Directory structure conventions

training_data/
  curated_datasets/
    preferences/
      train.jsonl
      eval.jsonl
      test.jsonl
      schema_report.json
artifacts/
  rm/
    <run_name>/
      config.json
      metrics.jsonl
      tokenizer/
      model files…
  dpo/
    <run_name>/
      config.json
      metrics.jsonl
      tokenizer/
      model files…

Acceptance checklists

Ingestion (argilla-export) - [ ] >95% rows valid; <5% dropped for schema/length - [ ] train/eval/test splits present - [ ] schema_report.json written with counts by reason

Reward Model (rm-train) - [ ] Training finishes 100 toy steps without errors on CPU - [ ] AUC on eval set > 0.6 (toy acceptable) - [ ] metrics.jsonl shows monotonic loss decrease on average - [ ] Artifacts saved under artifacts/rm/<name>/

DPO (dpo-train) - [ ] Training finishes 100 toy steps without errors on CPU - [ ] Validation chosen log-prob improves vs reference ≥ 5% win-rate on held-out pairs - [ ] metrics.jsonl present with eval loss improvements - [ ] Artifacts saved under artifacts/dpo/<name>/

Docs & GUI - [ ] This runbook executes end-to-end on CPU - [ ] GUI Alignment panel shows dataset counts and can launch runs - [ ] Links open artifacts and live logs

Troubleshooting

  • OOM on GPU: reduce --batch-size, increase --gradient-accumulation, enable --fp16/--bf16, or use bitsandbytes 8-bit
  • Slow CPU runs: use tiny HF models (e.g., sshleifer/tiny-gpt2), reduce --max-length, --max-steps
  • Tokenizer mismatch: ensure policy/ref and tokenizer directories align; remove stale cached tokenizers under artifacts/hf_implant/tokenizers/ if needed
  • Deepspeed import errors: reinstall with matching CUDA; fall back to single-GPU accelerate if blocked
  • Dataset schema errors: open schema_report.json; fix malformed rows or re-export

Security & privacy

  • Avoid PII in free-text; if required, enable --anonymize (PF-006 Presidio integration)
  • Do not upload private data to external services unless explicitly configured (disable telemetry by default)

Telemetry (optional)

  • Enable with --wandb <project>; include run name and tags like pf-001, rm or dpo
  • Always write local metrics.jsonl for reproducibility

Implementation plan (engineering)

Minimal code stubs to add: - src/aios/data/argilla_ingest.py - read Argilla JSONL/Parquet → normalize → splits → schema report - src/aios/cli/hrm_hf/rm_train.py - TRL RewardTrainer wrapper; HF model+tokenizer load; metrics logging - src/aios/cli/hrm_hf/dpo_train.py - TRL DPOTrainer wrapper; policy+ref load; metrics logging

Config options: - Either extend global TrainingConfig with rm/dpo sections or define lightweight local configs in each CLI module to reduce coupling for PF-001.

Logging: - Reuse logging.yaml; write structured metrics to JSONL under the output dir.

Milestones

  • M1 (1–2 days): Ingestion and validation CLI; skeleton TRL trainers
  • M2 (1–2 days): End-to-end toy run; artifact packaging; documentation and GUI buttons

Go/No-Go criteria

  • Go when all Acceptance checklists are satisfied on CPU; GPU smoke test completes with bf16/fp16; no critical regressions to existing HRM CLI.
  • No-Go if ingestion validity < 90% or trainers fail to complete toy runs on CPU.

Appendix A — Dataset examples

Sample DPO row (JSONL):

{"prompt": "Write a haiku about the moon.", "chosen": "Silver moon whispers\nTides hum ancient lullabies\nNight cradles the seas.", "rejected": "The moon is round.
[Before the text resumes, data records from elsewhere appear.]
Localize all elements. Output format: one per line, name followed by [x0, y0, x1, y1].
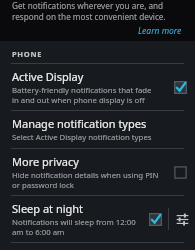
button[interactable]: More privacy	[0, 149, 195, 195]
button[interactable]: Sleep at night settings	[169, 213, 195, 226]
staticText: More privacy	[12, 154, 79, 169]
staticText: Battery-friendly notifications that fade…	[12, 85, 152, 105]
button[interactable]: Manage notification types	[0, 111, 195, 148]
staticText: respond on the most convenient device.	[12, 11, 166, 22]
button[interactable]: Toggle Active Display	[165, 81, 195, 94]
staticText: Notifications will sleep from 12:00 am t…	[12, 217, 136, 237]
button[interactable]: Toggle Sleep at night	[142, 213, 168, 226]
staticText: Hide notification details when using PIN…	[12, 170, 159, 190]
button[interactable]: Learn more	[136, 24, 184, 38]
button[interactable]: Toggle More privacy	[165, 166, 195, 179]
staticText: Sleep at night	[12, 201, 84, 216]
staticText: Manage notification types	[12, 116, 147, 131]
staticText: Get notifications wherever you are, and …	[12, 0, 184, 11]
staticText: Active Display	[12, 69, 84, 84]
staticText: PHONE	[12, 49, 43, 59]
staticText: Select Active Display notification types	[12, 132, 152, 143]
button[interactable]: Sleep at night	[0, 196, 195, 242]
button[interactable]: Active Display	[0, 64, 195, 110]
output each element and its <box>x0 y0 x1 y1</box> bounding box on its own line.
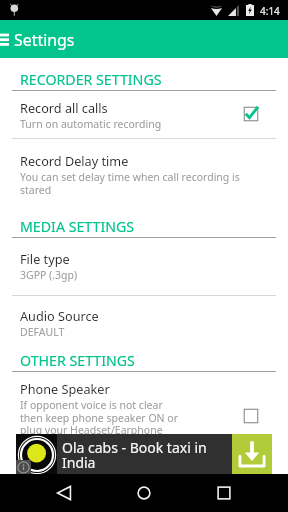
staticText: OTHER SETTINGS <box>20 351 135 370</box>
button[interactable]: File type <box>0 237 288 295</box>
button[interactable]: Home <box>120 474 168 512</box>
staticText: 3GPP (.3gp) <box>20 268 78 282</box>
button[interactable]: Open navigation drawer <box>0 20 16 58</box>
staticText: Audio Source <box>20 307 99 324</box>
staticText: If opponent voice is not clear then keep… <box>20 398 180 437</box>
staticText: Ola cabs - Book taxi in India <box>62 438 214 472</box>
button[interactable]: Ola cabs - Book taxi in India <box>16 434 272 474</box>
staticText: Record Delay time <box>20 152 129 169</box>
button[interactable]: Disabled, checkbox <box>240 405 262 427</box>
staticText: MEDIA SETTINGS <box>20 217 135 236</box>
staticText: File type <box>20 250 70 267</box>
button[interactable]: Record all calls <box>0 91 288 138</box>
staticText: 4:14 <box>260 4 280 18</box>
button[interactable]: Phone Speaker <box>0 374 288 443</box>
staticText: RECORDER SETTINGS <box>20 70 162 89</box>
button[interactable]: Back <box>40 474 88 512</box>
staticText: Settings <box>14 29 75 51</box>
button[interactable]: Install <box>232 434 272 474</box>
button[interactable]: Record Delay time <box>0 143 288 206</box>
staticText: Phone Speaker <box>20 380 110 397</box>
button[interactable]: Audio Source <box>0 294 288 352</box>
button[interactable]: Enabled, checkbox <box>240 103 262 125</box>
staticText: Turn on automatic recording <box>20 117 162 131</box>
button[interactable]: Recent apps <box>200 474 248 512</box>
staticText: Record all calls <box>20 99 108 116</box>
staticText: DEFAULT <box>20 325 65 339</box>
staticText: You can set delay time when call recordi… <box>20 170 248 197</box>
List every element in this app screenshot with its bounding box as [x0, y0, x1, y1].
It is in the sky."}

Appendix B — Suggested VS Code tasks (optional)

Add tasks to reproduce quick runs (mirroring existing HRM tasks): - Run ingestion (argilla-export) with a sample file - Run RM trainer with tiny model - Run DPO trainer with tiny model

These tasks should log to artifacts/{rm,dpo}/<name>/metrics.jsonl and be discoverable from the Command Palette.


Notes: - TRL is used for baselines and RM training; HRM remains the primary custom model. Distillation into HRM can be explored in a later PF.